Italian Military Magazine Says the West Has Lost the COVID War
Dec. 30, 2020 (EIRNS)—The West has not recognized that this fight against COVID is a war, and it has lost the war, argues Difesa Online Italian military magazine (“La Terza Ondata È Già In Atto: Dobbiamo Uscire Da Una Logica Emergenziale E Ragionare Da Militari”). After having documented that in all Western countries, the third wave of the pandemic is on and is bigger than the preceding two waves, the geopolitics desk editor David Rossi wrote:
“That is because we hid behind the Maginot Line of a fixed defense, instead of multiplying and rapidly moving troops.... In no country, maybe except in Communist China, have governments dealt with this emergency in the logic of a ‘real war.’ On the other hand, the truth is that no country is prepared today for a long war, over several theaters and with many losses, but only for lightning conflicts in one country at a time, or at most for operations of peace enforcing in two countries of the same region.

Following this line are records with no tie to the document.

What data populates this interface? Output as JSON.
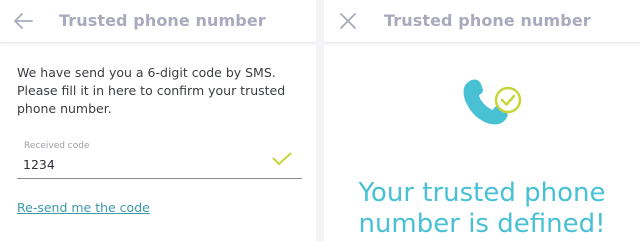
{
  "left_screen": {
    "header": {
      "title": "Trusted phone number",
      "icon": "back-arrow-icon"
    },
    "instruction": "We have send you a 6-digit code by SMS. Please fill it in here to confirm your trusted phone number.",
    "code_field": {
      "label": "Received code",
      "value": "1234",
      "status_icon": "check-icon"
    },
    "resend_link": "Re-send me the code"
  },
  "right_screen": {
    "header": {
      "title": "Trusted phone number",
      "icon": "close-icon"
    },
    "graphic": "phone-with-check-icon",
    "success_message": "Your trusted phone number is defined!"
  },
  "colors": {
    "header_title": "#a9aabd",
    "accent_teal": "#48c1d4",
    "check_lime": "#c6d63a",
    "link": "#3a9aa8",
    "text": "#3b3d44"
  }
}
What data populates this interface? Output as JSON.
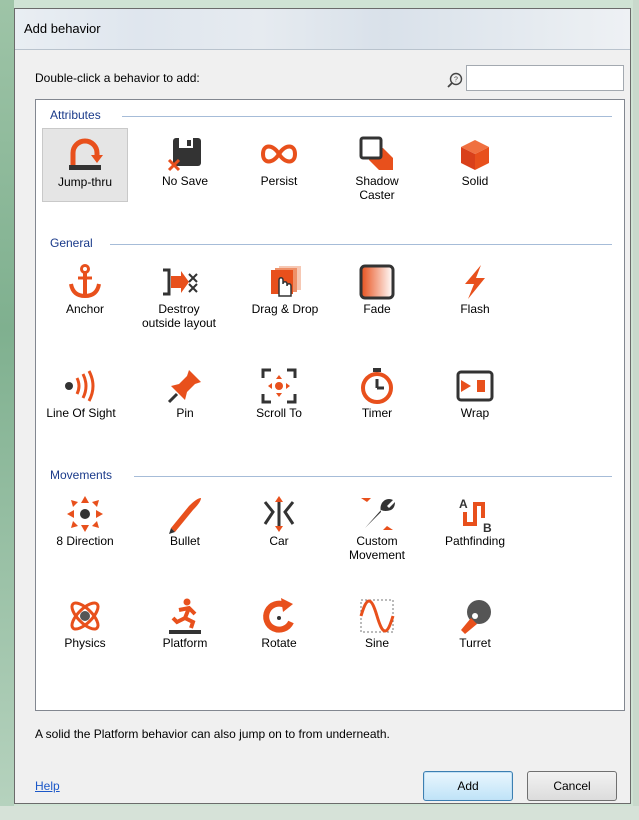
{
  "window": {
    "title": "Add behavior"
  },
  "prompt": "Double-click a behavior to add:",
  "search": {
    "value": "",
    "placeholder": ""
  },
  "groups": {
    "attributes": {
      "label": "Attributes",
      "items": [
        {
          "label": "Jump-thru",
          "icon": "jump-thru-icon"
        },
        {
          "label": "No Save",
          "icon": "no-save-icon"
        },
        {
          "label": "Persist",
          "icon": "infinity-icon"
        },
        {
          "label": "Shadow\nCaster",
          "icon": "shadow-caster-icon"
        },
        {
          "label": "Solid",
          "icon": "solid-cube-icon"
        }
      ]
    },
    "general": {
      "label": "General",
      "items": [
        {
          "label": "Anchor",
          "icon": "anchor-icon"
        },
        {
          "label": "Destroy\noutside layout",
          "icon": "destroy-icon"
        },
        {
          "label": "Drag & Drop",
          "icon": "drag-drop-icon"
        },
        {
          "label": "Fade",
          "icon": "fade-icon"
        },
        {
          "label": "Flash",
          "icon": "flash-icon"
        },
        {
          "label": "Line Of Sight",
          "icon": "line-of-sight-icon"
        },
        {
          "label": "Pin",
          "icon": "pin-icon"
        },
        {
          "label": "Scroll To",
          "icon": "scroll-to-icon"
        },
        {
          "label": "Timer",
          "icon": "timer-icon"
        },
        {
          "label": "Wrap",
          "icon": "wrap-icon"
        }
      ]
    },
    "movements": {
      "label": "Movements",
      "items": [
        {
          "label": "8 Direction",
          "icon": "eight-direction-icon"
        },
        {
          "label": "Bullet",
          "icon": "bullet-icon"
        },
        {
          "label": "Car",
          "icon": "car-icon"
        },
        {
          "label": "Custom\nMovement",
          "icon": "custom-movement-icon"
        },
        {
          "label": "Pathfinding",
          "icon": "pathfinding-icon"
        },
        {
          "label": "Physics",
          "icon": "physics-icon"
        },
        {
          "label": "Platform",
          "icon": "platform-icon"
        },
        {
          "label": "Rotate",
          "icon": "rotate-icon"
        },
        {
          "label": "Sine",
          "icon": "sine-icon"
        },
        {
          "label": "Turret",
          "icon": "turret-icon"
        }
      ]
    }
  },
  "selected": "Jump-thru",
  "status": "A solid the Platform behavior can also jump on to from underneath.",
  "footer": {
    "help": "Help",
    "add": "Add",
    "cancel": "Cancel"
  },
  "colors": {
    "accent": "#e8501c",
    "header": "#1a3a8a",
    "dark": "#333333"
  }
}
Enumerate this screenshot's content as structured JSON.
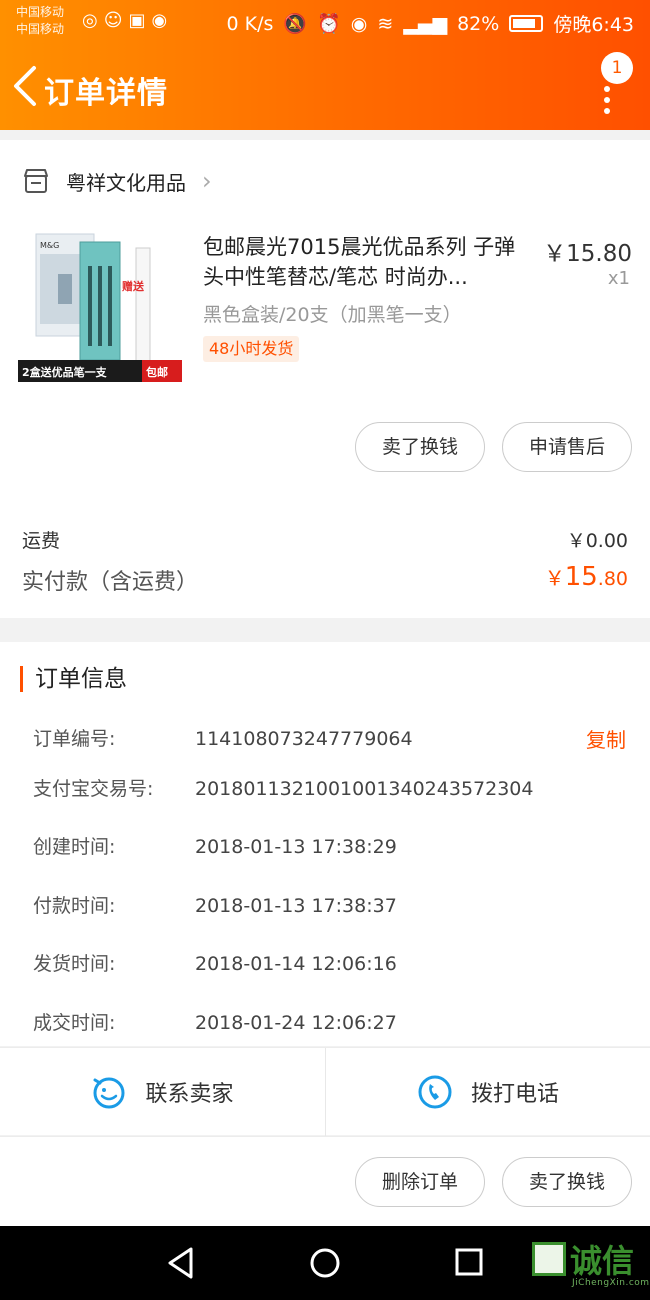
{
  "status_bar": {
    "carrier1": "中国移动",
    "carrier2": "中国移动",
    "speed": "0 K/s",
    "battery": "82%",
    "time": "傍晚6:43"
  },
  "header": {
    "title": "订单详情",
    "badge_count": "1"
  },
  "shop": {
    "name": "粤祥文化用品"
  },
  "product": {
    "name": "包邮晨光7015晨光优品系列 子弹头中性笔替芯/笔芯 时尚办...",
    "price": "￥15.80",
    "quantity": "x1",
    "sku": "黑色盒装/20支（加黑笔一支）",
    "tag": "48小时发货",
    "image_brand": "M&G",
    "image_gift": "赠送",
    "image_caption": "2盒送优品笔一支",
    "image_badge": "包邮"
  },
  "order_actions": {
    "sell_label": "卖了换钱",
    "after_sale_label": "申请售后"
  },
  "fees": {
    "shipping_label": "运费",
    "shipping_value": "￥0.00",
    "total_label": "实付款（含运费）",
    "total_yen": "￥",
    "total_int": "15",
    "total_dec": ".80"
  },
  "order_info": {
    "title": "订单信息",
    "copy_label": "复制",
    "rows": [
      {
        "key": "订单编号:",
        "value": "114108073247779064"
      },
      {
        "key": "支付宝交易号:",
        "value": "2018011321001001340243572304"
      },
      {
        "key": "创建时间:",
        "value": "2018-01-13 17:38:29"
      },
      {
        "key": "付款时间:",
        "value": "2018-01-13 17:38:37"
      },
      {
        "key": "发货时间:",
        "value": "2018-01-14 12:06:16"
      },
      {
        "key": "成交时间:",
        "value": "2018-01-24 12:06:27"
      }
    ]
  },
  "contact": {
    "seller_label": "联系卖家",
    "phone_label": "拨打电话"
  },
  "bottom_actions": {
    "delete_label": "删除订单",
    "sell_label": "卖了换钱"
  },
  "watermark": {
    "text": "诚信",
    "sub": "JiChengXin.com"
  },
  "colors": {
    "accent": "#ff5000",
    "header_start": "#ff9000",
    "header_end": "#ff5000"
  }
}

“Thus neither military nor even civilian medicine is able to even conceive the idea of moving, in a few weeks, from ordinary care for uniformed personnel in peacetime, to caring with extraordinary means and modalities for tens of thousands of infected, maimed or wounded reserves in wartime—a real war, as in World War II, Vietnam in the ’60s and ’70s, or Afghanistan in the ’80s. And yet, this is the logic we must accept in order to learn how to manage what is no longer an emergency but an historical cycle, which probably won’t be defeated even by vaccinations, since we don’t know how long protection lasts.... Therefore, we need to develop the ability to multiply beds and staff very quickly, to cope with the need to hospitalize 10-20% of detected cases, that is probably 1-2% of actual cases. In other words, we must act as if we had 2-3 million reserves engaged in fighting on a very large front and with a large number of wounded to be treated every day.
“Did you ever ask yourself how they managed, until a few decades ago, to go from say a half-million uniformed men in peacetime to rotating 5 million reserves on a couple of fronts in a fighting war?

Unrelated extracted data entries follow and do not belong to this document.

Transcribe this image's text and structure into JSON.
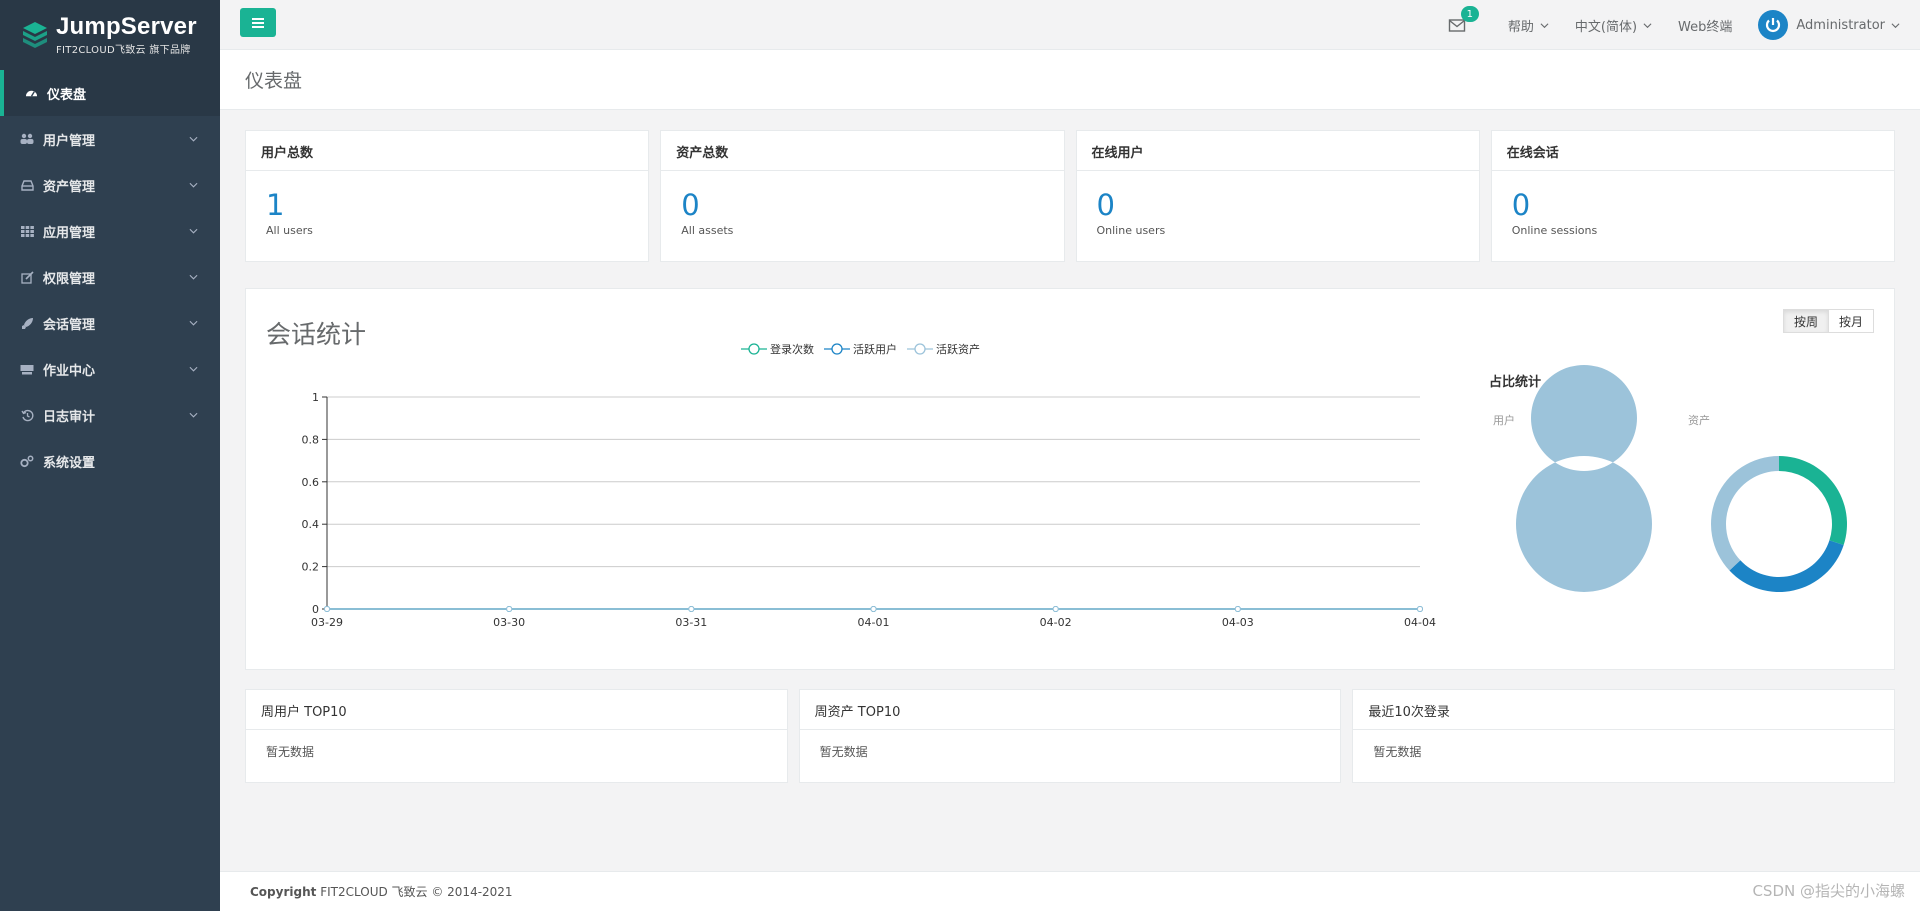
{
  "brand": {
    "name": "JumpServer",
    "subtitle": "FIT2CLOUD飞致云 旗下品牌",
    "accent": "#1ab394"
  },
  "sidebar": {
    "items": [
      {
        "label": "仪表盘",
        "icon": "dashboard-icon",
        "active": true
      },
      {
        "label": "用户管理",
        "icon": "users-icon"
      },
      {
        "label": "资产管理",
        "icon": "inbox-icon"
      },
      {
        "label": "应用管理",
        "icon": "grid-icon"
      },
      {
        "label": "权限管理",
        "icon": "edit-icon"
      },
      {
        "label": "会话管理",
        "icon": "rocket-icon"
      },
      {
        "label": "作业中心",
        "icon": "keyboard-icon"
      },
      {
        "label": "日志审计",
        "icon": "history-icon"
      },
      {
        "label": "系统设置",
        "icon": "gears-icon"
      }
    ]
  },
  "topbar": {
    "mail_badge": "1",
    "help": "帮助",
    "language": "中文(简体)",
    "web_terminal": "Web终端",
    "user": "Administrator"
  },
  "page": {
    "title": "仪表盘"
  },
  "stats": [
    {
      "title": "用户总数",
      "value": "1",
      "label": "All users"
    },
    {
      "title": "资产总数",
      "value": "0",
      "label": "All assets"
    },
    {
      "title": "在线用户",
      "value": "0",
      "label": "Online users"
    },
    {
      "title": "在线会话",
      "value": "0",
      "label": "Online sessions"
    }
  ],
  "session": {
    "title": "会话统计",
    "period_week": "按周",
    "period_month": "按月",
    "ratio_title": "占比统计",
    "donut_user_label": "用户",
    "donut_asset_label": "资产"
  },
  "chart_data": {
    "type": "line",
    "x": [
      "03-29",
      "03-30",
      "03-31",
      "04-01",
      "04-02",
      "04-03",
      "04-04"
    ],
    "series": [
      {
        "name": "登录次数",
        "values": [
          0,
          0,
          0,
          0,
          0,
          0,
          0
        ],
        "color": "#1ab394"
      },
      {
        "name": "活跃用户",
        "values": [
          0,
          0,
          0,
          0,
          0,
          0,
          0
        ],
        "color": "#1c84c6"
      },
      {
        "name": "活跃资产",
        "values": [
          0,
          0,
          0,
          0,
          0,
          0,
          0
        ],
        "color": "#9cc3da"
      }
    ],
    "ylim": [
      0,
      1
    ],
    "yticks": [
      "0",
      "0.2",
      "0.4",
      "0.6",
      "0.8",
      "1"
    ],
    "grid": true,
    "legend": "top-center",
    "donuts": {
      "user": [
        {
          "value": 1,
          "color": "#9cc3da"
        }
      ],
      "asset": [
        {
          "value": 0.3,
          "color": "#1ab394"
        },
        {
          "value": 0.33,
          "color": "#1c84c6"
        },
        {
          "value": 0.37,
          "color": "#9cc3da"
        }
      ]
    }
  },
  "bottom": [
    {
      "title": "周用户 TOP10",
      "empty": "暂无数据"
    },
    {
      "title": "周资产 TOP10",
      "empty": "暂无数据"
    },
    {
      "title": "最近10次登录",
      "empty": "暂无数据"
    }
  ],
  "footer": {
    "copyright_label": "Copyright",
    "copyright_text": "FIT2CLOUD 飞致云 © 2014-2021",
    "watermark": "CSDN @指尖的小海螺"
  }
}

“They did it because military health was a bit like a bagpipe, which stayed limp when it was necessary to manage the ordinary administration (appendicitis, injuries, etc.), but that when you began to fight seriously you could swell beyond expectation. To do this, you need money, human and material means, but above all the honesty to get out of an insane emergency logic and to admit to the public that this scenario will not change for years.”